Один малый, из хохлов, бывший на побегушках у кавказцев, решил подколоть меня при всех:
- Ну что, стукач, как дальше будешь жить с таким камнем на душе?
- Да нормально буду. А вот как ты дома будешь смотреть в глаза друзьям и родным, всю службу проведя в холуях у чурбанов? Ты самому себе не противен ещё? Я-то свою честь и независимость отстоял, как мог, а ты так и остался пресмыкающимся! – мгновенно отреагировал я.

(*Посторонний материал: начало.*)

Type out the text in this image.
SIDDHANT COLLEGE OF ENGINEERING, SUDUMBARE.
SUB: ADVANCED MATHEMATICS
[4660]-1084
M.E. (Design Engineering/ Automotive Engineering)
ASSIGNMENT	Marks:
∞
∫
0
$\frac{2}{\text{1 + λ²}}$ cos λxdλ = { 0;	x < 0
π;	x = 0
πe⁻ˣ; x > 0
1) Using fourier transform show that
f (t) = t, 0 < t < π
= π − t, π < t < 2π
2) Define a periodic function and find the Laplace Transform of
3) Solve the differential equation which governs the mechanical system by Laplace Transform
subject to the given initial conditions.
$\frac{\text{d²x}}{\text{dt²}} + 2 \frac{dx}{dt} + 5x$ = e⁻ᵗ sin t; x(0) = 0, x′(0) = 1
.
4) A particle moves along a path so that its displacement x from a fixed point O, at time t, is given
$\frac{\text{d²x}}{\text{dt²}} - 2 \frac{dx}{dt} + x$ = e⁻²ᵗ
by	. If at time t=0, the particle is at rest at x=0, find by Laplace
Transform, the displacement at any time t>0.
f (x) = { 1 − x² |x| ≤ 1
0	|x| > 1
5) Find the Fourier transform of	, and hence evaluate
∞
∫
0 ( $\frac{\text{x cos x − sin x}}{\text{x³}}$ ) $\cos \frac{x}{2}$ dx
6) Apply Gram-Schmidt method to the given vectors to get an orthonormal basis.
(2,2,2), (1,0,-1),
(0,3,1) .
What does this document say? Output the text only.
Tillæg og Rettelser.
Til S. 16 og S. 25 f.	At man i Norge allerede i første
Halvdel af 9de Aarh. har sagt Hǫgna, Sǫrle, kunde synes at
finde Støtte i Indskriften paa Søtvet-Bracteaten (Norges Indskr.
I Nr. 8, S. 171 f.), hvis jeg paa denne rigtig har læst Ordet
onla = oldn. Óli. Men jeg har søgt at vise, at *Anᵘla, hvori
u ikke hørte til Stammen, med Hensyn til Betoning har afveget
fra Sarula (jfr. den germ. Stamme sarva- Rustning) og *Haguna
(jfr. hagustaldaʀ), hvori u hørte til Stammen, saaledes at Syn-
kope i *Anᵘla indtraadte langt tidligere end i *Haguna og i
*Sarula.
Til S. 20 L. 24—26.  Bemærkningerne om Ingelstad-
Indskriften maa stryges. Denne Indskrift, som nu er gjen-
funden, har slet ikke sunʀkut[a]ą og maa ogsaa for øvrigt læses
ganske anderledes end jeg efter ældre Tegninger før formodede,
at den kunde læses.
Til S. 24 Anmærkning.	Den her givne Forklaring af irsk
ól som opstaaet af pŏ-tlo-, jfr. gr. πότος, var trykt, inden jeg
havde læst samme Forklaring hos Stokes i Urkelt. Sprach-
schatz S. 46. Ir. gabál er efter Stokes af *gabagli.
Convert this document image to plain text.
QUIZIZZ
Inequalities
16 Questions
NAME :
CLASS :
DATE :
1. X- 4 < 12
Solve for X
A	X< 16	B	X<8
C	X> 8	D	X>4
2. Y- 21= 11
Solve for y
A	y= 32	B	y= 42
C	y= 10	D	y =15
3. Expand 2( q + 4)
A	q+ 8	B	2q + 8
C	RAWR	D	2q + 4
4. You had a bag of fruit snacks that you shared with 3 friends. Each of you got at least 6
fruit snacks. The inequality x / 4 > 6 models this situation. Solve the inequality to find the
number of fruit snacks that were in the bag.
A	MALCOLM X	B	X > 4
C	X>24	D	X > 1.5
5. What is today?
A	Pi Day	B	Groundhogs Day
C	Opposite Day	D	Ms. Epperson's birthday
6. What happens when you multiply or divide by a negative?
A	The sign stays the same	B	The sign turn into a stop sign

Рассмеялись все, даже блатные, что меня немного удивило. После этого он старался не попадаться мне на глаза.
В последний вечер моего пребывания в части случился интересный и показательный эпизод, накрепко врезавшийся мне в память, показавший наглядно, что один на один кавказцы трусливый народ, что только толпой они что-то из себя представляют. Не все, согласен, но подавляющее большинство, что потом жизнь и доказала.
С утра меня вызвали в санчасть, где сообщили радостную новость: из госпиталя пришёл запрос на меня! Ура, меня госпитализируют, оперируют и отправляют в отпуск к чёртовой матери! Свобода становилась реальностью, ради этого стоило лечь под нож!
Окрылённый, я влетел в расположение роты. На тумбочке тоскливо стоял Вовка.
- Вовчик, пойдём поговорим, пусть второй дневальный тебя сменит.
- Вряд ли получится, Бироев напарник у меня.
- Где он, я договорюсь.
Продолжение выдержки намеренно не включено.